With Lenten-rose comes Adonis amurensis. Its flowers last only a week or two. The form I have, called 'FukujuKai,' has two rows of yellow petals to a flower rayed like a small single chrysanthemum, and varnished like a butter-cup. Flowers barely precede the ferny leaves, opening from buds that are yellow as they push through the soil.
Before Adonis is gone, lungwort flowers (Pulmonaria) show color. The pretiest kind of it I grow is 'Mrs. Moon.' In March the sprays of Salmon-pink flowers, fading to blue, glisten with whiskery stems, calyx and leaves. After flowers shrivel and disappear (spent stems should be removed) the gray dappled leaves at base grow out to a foot long, remaining ornamental and smothering weeds until late autumn. Lungworts are drought resistant, but they need shade; leaves wilt in sun. A similar plant is comfrey (Symphytum), which varies in size and sometimes in invasive. The commonest comfrey in the trade, a carpet-former with tubular creamy flowers opening from red buds, is often sold under the incorrect name of Pulmonaria lutea.
Along the same shaded path the perennial forget-me-not, Brunnera macrophylla, is then starting to produce sprays of tiny blue flowers above clumps of heart-shaped leaves that start out small but soon become much larger. Brunnera tolerates dry shade, and forms a colony by casting seeds out several feet, where seedlings flower the following year and themselves repeat the process.
A perennial plant with similar forget-me-not flowers that are a little larger and deeper blue is Omphalodes cappadocica. It is a creeping plant little more than six inches high, and although hardly known in this country, it is one of the very best perennials for dry shade.
As azalea time arrives, the creamy green bells begin to open on the arched stems of Japanese solomon's-seal. This plant bears several different names. Whether you order Polygonatum japonicum 'Variegatum,' P. falcatum 'Variegatum,' or P. odoratum. 'Thunbergii Variegatum,' you will get the same plant. Leaf tips and edges are lightly brushed with white. It does beautifully for me in dry shade under a water oak and is spreading in such a way as to suggest that it could be invasive if the going were easier. One could scarcely have too much of it, though.
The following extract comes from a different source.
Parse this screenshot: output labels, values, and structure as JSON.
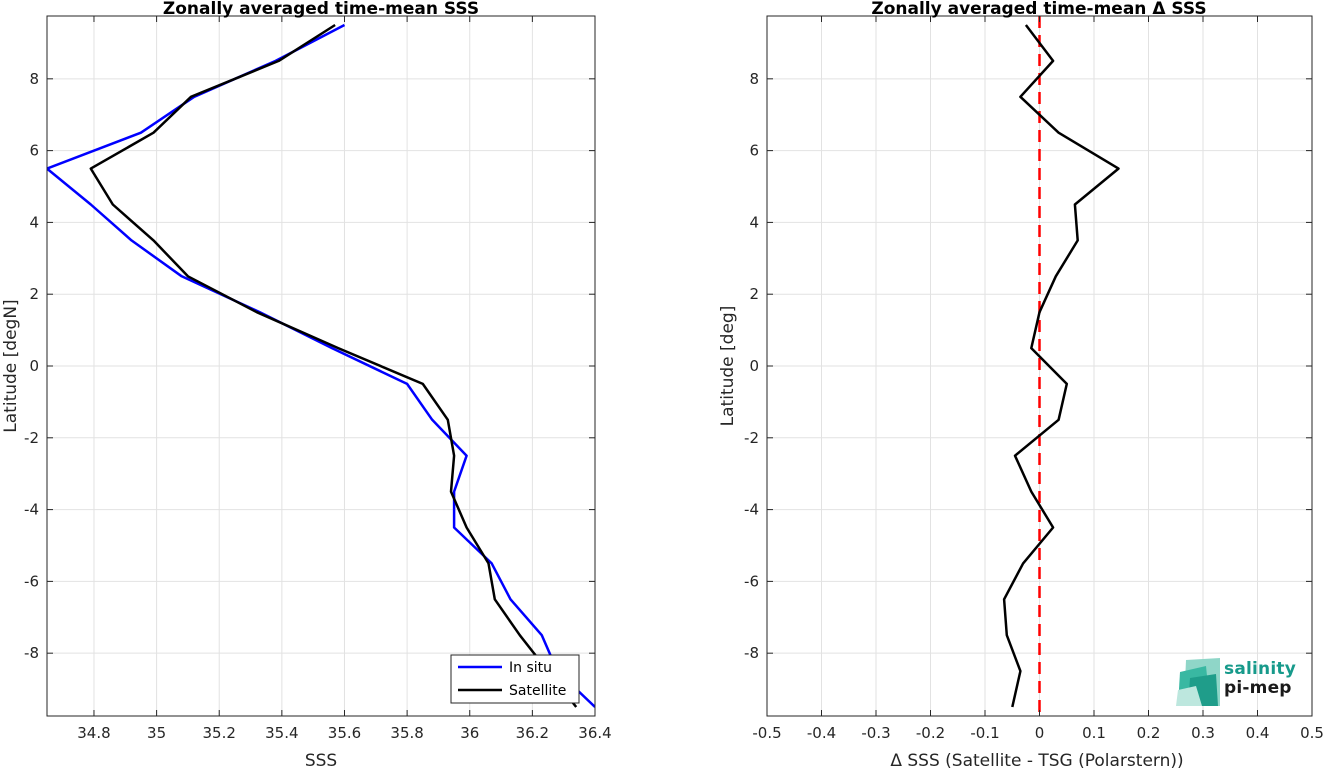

Another Japanese plant of the lily family with equally beautiful variegated leaves, coming up at about the same time, is Disporum sessile 'Variegatum.' It is related to the North American merrybells (Uvularia) and looks like it, a foot tall, with white-striped lance-shaped leaves. There is also D. flavum, to two feet high with larger yellow bells resembling the large-flowered merrybells but not so drooping.